Wednesday, April 16, 2014

Bad Op-Ed, Good Social Science?

There was a piece in today's NYT that attracted the ire of my twitter friends who are veterans/care about veterans: it associated white supremacists with the US military.  Ouch.  The piece itself presented some broad generalizations that are pretty problematic  (as explained well here), but it raised a question that I do think is worth thinking about: what role does the US military play in the development of white supremacist movements in the US?

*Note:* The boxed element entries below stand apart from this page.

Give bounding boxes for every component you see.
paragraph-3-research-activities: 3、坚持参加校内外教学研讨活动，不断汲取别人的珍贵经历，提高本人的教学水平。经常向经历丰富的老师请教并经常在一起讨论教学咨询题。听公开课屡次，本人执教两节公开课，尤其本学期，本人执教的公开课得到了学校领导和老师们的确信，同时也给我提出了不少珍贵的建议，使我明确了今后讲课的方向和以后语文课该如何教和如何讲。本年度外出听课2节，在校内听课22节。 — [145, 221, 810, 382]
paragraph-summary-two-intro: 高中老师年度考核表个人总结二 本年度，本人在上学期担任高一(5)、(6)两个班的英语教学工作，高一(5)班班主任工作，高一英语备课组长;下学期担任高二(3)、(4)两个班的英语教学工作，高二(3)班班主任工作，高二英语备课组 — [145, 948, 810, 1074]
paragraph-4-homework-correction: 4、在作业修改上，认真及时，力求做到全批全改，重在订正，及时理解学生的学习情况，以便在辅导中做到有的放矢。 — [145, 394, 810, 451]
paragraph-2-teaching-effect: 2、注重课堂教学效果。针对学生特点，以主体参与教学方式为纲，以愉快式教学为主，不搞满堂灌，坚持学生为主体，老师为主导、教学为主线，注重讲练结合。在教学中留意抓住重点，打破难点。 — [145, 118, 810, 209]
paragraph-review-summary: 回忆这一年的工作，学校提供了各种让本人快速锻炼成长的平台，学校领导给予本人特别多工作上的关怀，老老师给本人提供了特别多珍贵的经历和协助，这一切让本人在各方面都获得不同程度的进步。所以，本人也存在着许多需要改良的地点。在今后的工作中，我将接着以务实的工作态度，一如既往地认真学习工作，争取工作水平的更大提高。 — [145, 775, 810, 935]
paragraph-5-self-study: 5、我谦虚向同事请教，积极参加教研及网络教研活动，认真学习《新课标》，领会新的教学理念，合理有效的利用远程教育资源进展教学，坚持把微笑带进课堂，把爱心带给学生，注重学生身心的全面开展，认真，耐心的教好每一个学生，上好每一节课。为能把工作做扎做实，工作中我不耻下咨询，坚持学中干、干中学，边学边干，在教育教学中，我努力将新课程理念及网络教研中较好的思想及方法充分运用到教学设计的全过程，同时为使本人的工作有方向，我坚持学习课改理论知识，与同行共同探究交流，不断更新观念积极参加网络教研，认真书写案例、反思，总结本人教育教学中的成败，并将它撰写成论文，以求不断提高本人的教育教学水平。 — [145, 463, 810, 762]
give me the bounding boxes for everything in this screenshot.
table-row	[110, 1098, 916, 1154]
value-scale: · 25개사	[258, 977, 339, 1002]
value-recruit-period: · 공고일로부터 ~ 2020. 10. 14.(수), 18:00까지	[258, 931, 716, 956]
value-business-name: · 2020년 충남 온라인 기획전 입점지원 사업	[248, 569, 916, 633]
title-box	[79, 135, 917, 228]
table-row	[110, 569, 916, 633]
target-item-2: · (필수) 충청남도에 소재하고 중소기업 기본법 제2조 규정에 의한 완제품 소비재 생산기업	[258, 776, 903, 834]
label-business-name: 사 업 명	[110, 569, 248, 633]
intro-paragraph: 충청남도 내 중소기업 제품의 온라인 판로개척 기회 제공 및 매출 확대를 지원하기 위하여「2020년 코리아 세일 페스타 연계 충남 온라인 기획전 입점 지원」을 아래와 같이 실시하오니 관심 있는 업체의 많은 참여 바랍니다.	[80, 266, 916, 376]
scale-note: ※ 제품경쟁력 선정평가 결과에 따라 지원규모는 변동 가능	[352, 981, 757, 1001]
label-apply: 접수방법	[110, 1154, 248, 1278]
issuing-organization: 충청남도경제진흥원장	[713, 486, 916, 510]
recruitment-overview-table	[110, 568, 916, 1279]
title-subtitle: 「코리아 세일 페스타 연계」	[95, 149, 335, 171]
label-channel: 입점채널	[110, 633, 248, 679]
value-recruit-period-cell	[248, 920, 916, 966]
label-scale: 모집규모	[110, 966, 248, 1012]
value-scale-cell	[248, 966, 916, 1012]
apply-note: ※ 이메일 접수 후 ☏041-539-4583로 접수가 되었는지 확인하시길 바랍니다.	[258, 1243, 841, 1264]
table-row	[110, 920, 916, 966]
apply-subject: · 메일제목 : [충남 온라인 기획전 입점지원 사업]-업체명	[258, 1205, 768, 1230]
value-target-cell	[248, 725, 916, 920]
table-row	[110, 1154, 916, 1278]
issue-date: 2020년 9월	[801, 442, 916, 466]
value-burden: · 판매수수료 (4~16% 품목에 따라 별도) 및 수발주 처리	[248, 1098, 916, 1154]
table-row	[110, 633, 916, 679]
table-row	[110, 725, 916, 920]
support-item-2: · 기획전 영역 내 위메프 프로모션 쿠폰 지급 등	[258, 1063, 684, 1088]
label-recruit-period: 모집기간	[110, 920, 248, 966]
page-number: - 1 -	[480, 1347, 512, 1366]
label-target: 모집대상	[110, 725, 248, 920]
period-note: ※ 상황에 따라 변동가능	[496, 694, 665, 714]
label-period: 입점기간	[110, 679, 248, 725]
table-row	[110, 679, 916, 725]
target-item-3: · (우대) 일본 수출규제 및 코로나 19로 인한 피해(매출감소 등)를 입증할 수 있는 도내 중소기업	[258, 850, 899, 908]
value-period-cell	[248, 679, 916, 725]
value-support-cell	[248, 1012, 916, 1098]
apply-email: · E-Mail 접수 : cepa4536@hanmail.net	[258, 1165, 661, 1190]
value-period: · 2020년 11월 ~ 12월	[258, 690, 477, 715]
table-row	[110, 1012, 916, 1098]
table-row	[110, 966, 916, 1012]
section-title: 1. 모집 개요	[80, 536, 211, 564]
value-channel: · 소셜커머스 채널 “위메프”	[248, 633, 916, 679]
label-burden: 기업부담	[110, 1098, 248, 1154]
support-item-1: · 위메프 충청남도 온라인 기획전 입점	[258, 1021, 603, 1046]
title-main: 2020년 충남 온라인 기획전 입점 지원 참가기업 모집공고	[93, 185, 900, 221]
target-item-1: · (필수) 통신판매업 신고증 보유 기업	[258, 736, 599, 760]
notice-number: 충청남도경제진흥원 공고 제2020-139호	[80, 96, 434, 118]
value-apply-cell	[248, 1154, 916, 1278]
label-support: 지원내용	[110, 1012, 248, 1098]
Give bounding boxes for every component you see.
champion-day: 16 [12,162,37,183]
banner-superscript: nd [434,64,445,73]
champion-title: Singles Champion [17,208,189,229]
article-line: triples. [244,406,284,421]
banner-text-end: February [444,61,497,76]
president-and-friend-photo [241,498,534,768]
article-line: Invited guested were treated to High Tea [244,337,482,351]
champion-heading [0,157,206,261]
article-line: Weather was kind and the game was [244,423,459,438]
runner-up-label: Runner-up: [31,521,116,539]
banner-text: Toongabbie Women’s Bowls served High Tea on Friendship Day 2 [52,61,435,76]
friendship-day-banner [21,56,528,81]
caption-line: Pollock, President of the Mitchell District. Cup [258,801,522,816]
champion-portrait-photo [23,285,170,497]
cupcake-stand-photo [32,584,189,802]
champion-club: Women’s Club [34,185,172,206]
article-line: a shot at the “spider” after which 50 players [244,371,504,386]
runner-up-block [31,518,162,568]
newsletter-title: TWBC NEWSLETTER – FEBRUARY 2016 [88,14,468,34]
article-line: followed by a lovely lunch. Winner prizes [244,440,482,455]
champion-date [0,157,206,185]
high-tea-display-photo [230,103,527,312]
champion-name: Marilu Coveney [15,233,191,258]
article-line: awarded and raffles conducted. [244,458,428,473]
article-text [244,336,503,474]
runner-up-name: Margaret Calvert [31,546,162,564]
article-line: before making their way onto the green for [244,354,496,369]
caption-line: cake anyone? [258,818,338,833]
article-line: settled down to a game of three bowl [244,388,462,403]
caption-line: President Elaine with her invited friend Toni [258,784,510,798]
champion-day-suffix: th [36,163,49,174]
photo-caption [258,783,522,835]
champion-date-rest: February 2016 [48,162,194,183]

I am not saying all vets or most vets or even some vets are radicalized by war and become crazy, racist criminals/terrorists.  What I am curious about is:
  • whether military experience is over-represented in the white supremacist movement(s), 
  • whether future supremacists join the military to gain skills that they intend to deploy as part of the movement, 
  • whether young white folks who have no experience of "others" become more radicalized once they interact with perhaps the most integrated workforce in the U.S.--the US armed forces,
  • whether the military serves as a networking experience.
Lots of ink has been spilled over the various webs that connect Islamist extremists, but much less attention has been directed to white supremacists who have killed many, many Americans (some say the KKK has killed more Americans than Al Qaeda has).  

To be clear, in my one year at the Pentagon, I was amazed at how diverse the workforce there was, and it remains the most integrated of any workplace I have ever experienced.  I do not think that the military or war causes many people to become white supremacists, but we do have examples of former military folks becoming terrorists--Timothy McVeigh comes to mind.

I am not a military sociologist so I do not know what has been done in this area, but I would imagine that some folks react to the military experience in ways that are not so positive.  It may or may not have anything to do with combat.  The twitter discussion today produced several testable hypotheses--can we assess whether white supremacists are more or less likely than the average American of the same race/class/background to have military experience?  To have combat experience?  I have no idea, but it is something that we should consider even as we ought not generalize and consider all veterans to be potential extremists.

1 comment:

Vladimir said...

I tend to think one should first try to test a general hypothesis and then narrow it down. For example: Are individuals who have joined militant organisations as likely to be veterans as in the general population? (With all the appropriate definition of terms) Patriotism is clearly part of the ideology of some of the white supremacist organisations. The questions you're interested in seems to lead toward examining that connection. However there may be an explanation that takes priority - something more general that could apply to other ideological groups.